By indicating that Benedict XVI, who certainly celebrated the modern rite in continuity with the past, initiated no concrete reform project beyond liturgical translations, Hoping simultaneously signals his understanding of the reform of the reform as requiring future textual or structural changes. Yet those who share his hope for such changes will be disappointed to see that his review of established scholarship does not venture further into modern lines of inquiry or even test his own assertions in the same comprehensive manner as earlier questions. For instance, Hoping concludes that the Roman Mass likely never included an Old Testament reading as a regular feature (137). He also stresses that the catechetical dimension of the liturgy must never be elevated above its primary end of latria, or worship (290). Why then, not engage—even if only to disarm—modern concerns that the simultaneous adjustments in the quantity, selection, language, minister, and location of the scriptural readings have combined to obscure their latreutic character? If the Roman Canon likely never contained an epiclesis (148), why should the new Eucharistic Prayers, which Hoping welcomes, all have been constructed on a non-Roman epicletic model? Given ongoing debates about the methods and ministers of Holy Communion, why does the medieval withdrawal of the chalice from lay communicants receive no more than a passing mention in a single sentence? Surely this had greater theological repercussions than that single sentence acknowledges, regardless of whether one supports the current method of receiving the Precious Blood.

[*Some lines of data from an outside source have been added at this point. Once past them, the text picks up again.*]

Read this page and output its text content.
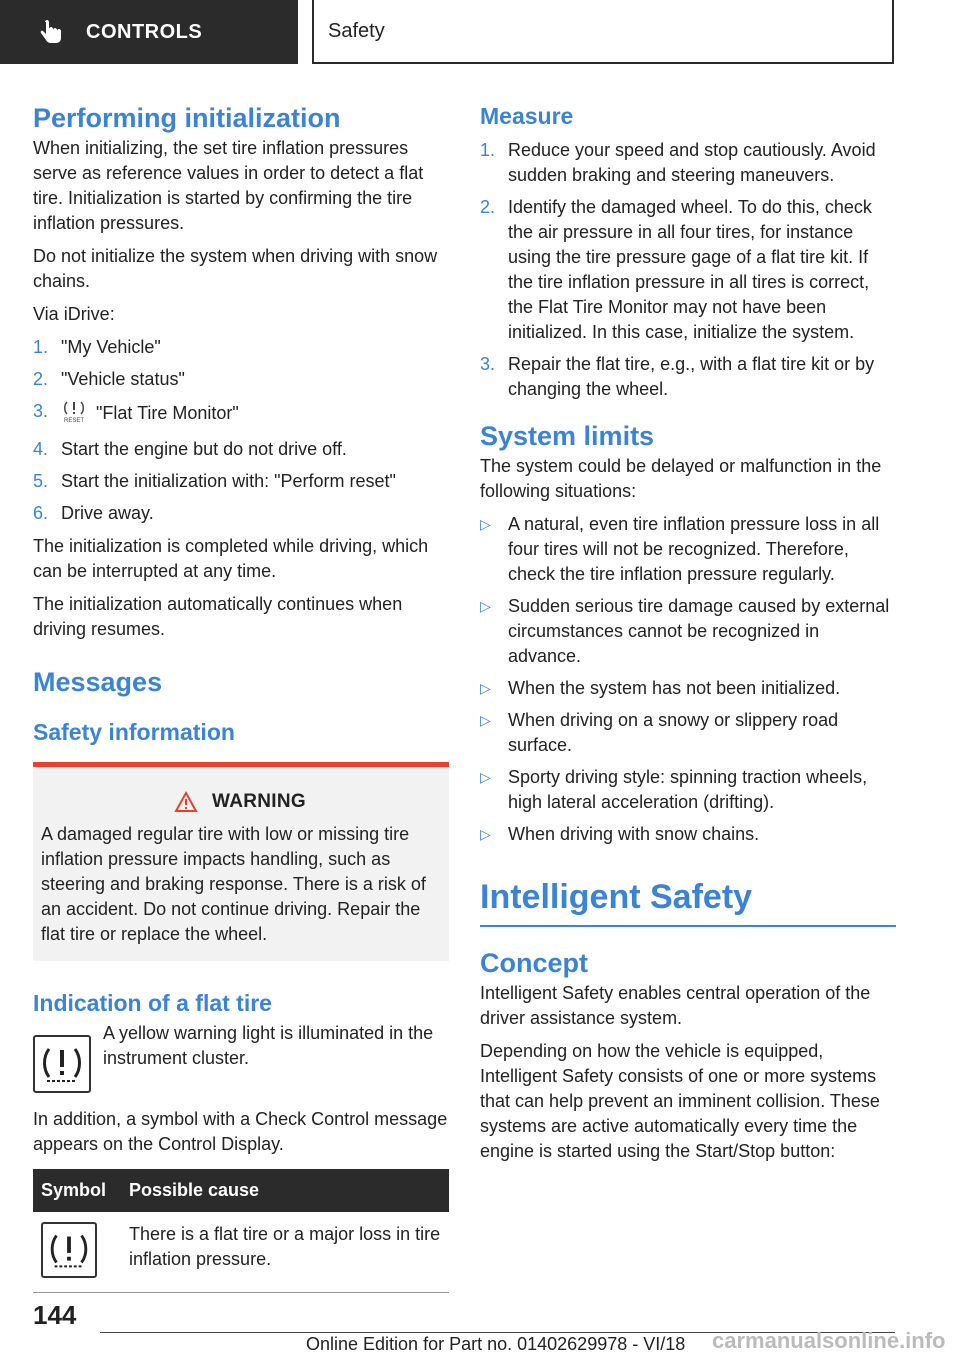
CONTROLS	Safety
Performing initialization

When initializing, the set tire inflation pressures serve as reference values in order to detect a flat tire. Initialization is started by confirming the tire inflation pressures.

Do not initialize the system when driving with snow chains.

Via iDrive:

1. "My Vehicle"
2. "Vehicle status"
3.	RESET "Flat Tire Monitor"
4. Start the engine but do not drive off.
5. Start the initialization with: "Perform reset"
6. Drive away.

The initialization is completed while driving, which can be interrupted at any time.

The initialization automatically continues when driving resumes.

Messages
Safety information
WARNING
A damaged regular tire with low or missing tire inflation pressure impacts handling, such as steering and braking response. There is a risk of an accident. Do not continue driving. Repair the flat tire or replace the wheel.
Indication of a flat tire

A yellow warning light is illuminated in the instrument cluster.

In addition, a symbol with a Check Control message appears on the Control Display.

Symbol	Possible cause

	There is a flat tire or a major loss in tire inflation pressure.
Measure
1. Reduce your speed and stop cautiously. Avoid sudden braking and steering maneuvers.
2. Identify the damaged wheel. To do this, check the air pressure in all four tires, for instance using the tire pressure gage of a flat tire kit. If the tire inflation pressure in all tires is correct, the Flat Tire Monitor may not have been initialized. In this case, initialize the system.
3. Repair the flat tire, e.g., with a flat tire kit or by changing the wheel.
System limits

The system could be delayed or malfunction in the following situations:

▷ A natural, even tire inflation pressure loss in all four tires will not be recognized. Therefore, check the tire inflation pressure regularly.
▷ Sudden serious tire damage caused by external circumstances cannot be recognized in advance.
▷ When the system has not been initialized.
▷ When driving on a snowy or slippery road surface.
▷ Sporty driving style: spinning traction wheels, high lateral acceleration (drifting).
▷ When driving with snow chains.
Intelligent Safety
Concept

Intelligent Safety enables central operation of the driver assistance system.

Depending on how the vehicle is equipped, Intelligent Safety consists of one or more systems that can help prevent an imminent collision. These systems are active automatically every time the engine is started using the Start/Stop button:

144
Online Edition for Part no. 01402629978 - VI/18 carmanualsonline.info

This is not to say that Hoping leaves reform of the reform perspectives entirely untouched. On the contrary, he defends the de jure post-conciliar presumption of ad orientem worship (355–358). It does mean, however, that the erstwhile revisionist (and now mainstream) lines he rightly adopts (against synagogal origins for the Liturgy of the Word [83], or for the Apostolic Tradition’s Syrian origins [123]), are responses to debates of the past rather than contributions to present-day reforms. And this is perfectly adequate to Hoping’s project, which if polemical at all is not designed to litigate the details of ritual reform but to carry forward the conciliar theology of liturgy as the priestly prayer of the whole Christ, Head and members. Medieval thought, he contends, failed to maintain an “awareness that the offering of the faithful and the Church’s prayer of thanksgiving are central” to the Mass (170). The past century, in contrast, has rightly seen both elements return to prominence.

A Eucharistic Theology of Gift

Thus, in ending with a phenomenological account of the Eucharist as “gift of life,” “gift of presence,” and “gift of transformation,” Hoping steers his reader away from previous over-clericalized or transactional concepts of the Eucharistic sacrifice and toward an understanding that is selfless on all sides. Jesus, in dying for mankind, was not a “victim” of violence but a sacrifice offered of his own accord (418)—not as an act of destruction, but of total self-surrender to God (414). The true form of the Eucharist is an offering-in-thanksgiving for this selfless act. As God has given himself as a free and unmerited gift for all of humanity, so the baptized offer themselves with the Eucharistic elements as gifts from God and returning to him. In carrying out his liturgy among us, the Son transforms our bodily existence into a living sacrifice (419–421).

Though one might wish Hoping had said more about various subjects within his survey, one cannot accuse him of losing his way within that forest of liturgical detail. This guiding perspective of liturgy as self-offering unites his sections and scholarly opinions and provides valuable food for thought for all those who seek to advance the liturgical apostolate.

Aaron Sanders

Aaron Sanders is Director of the Office for Worship in the Diocese of Grand Rapids, Michigan. He holds a Ph.D. in Theology from the University of Notre Dame and lives in Grand Rapids with his wife and nine children.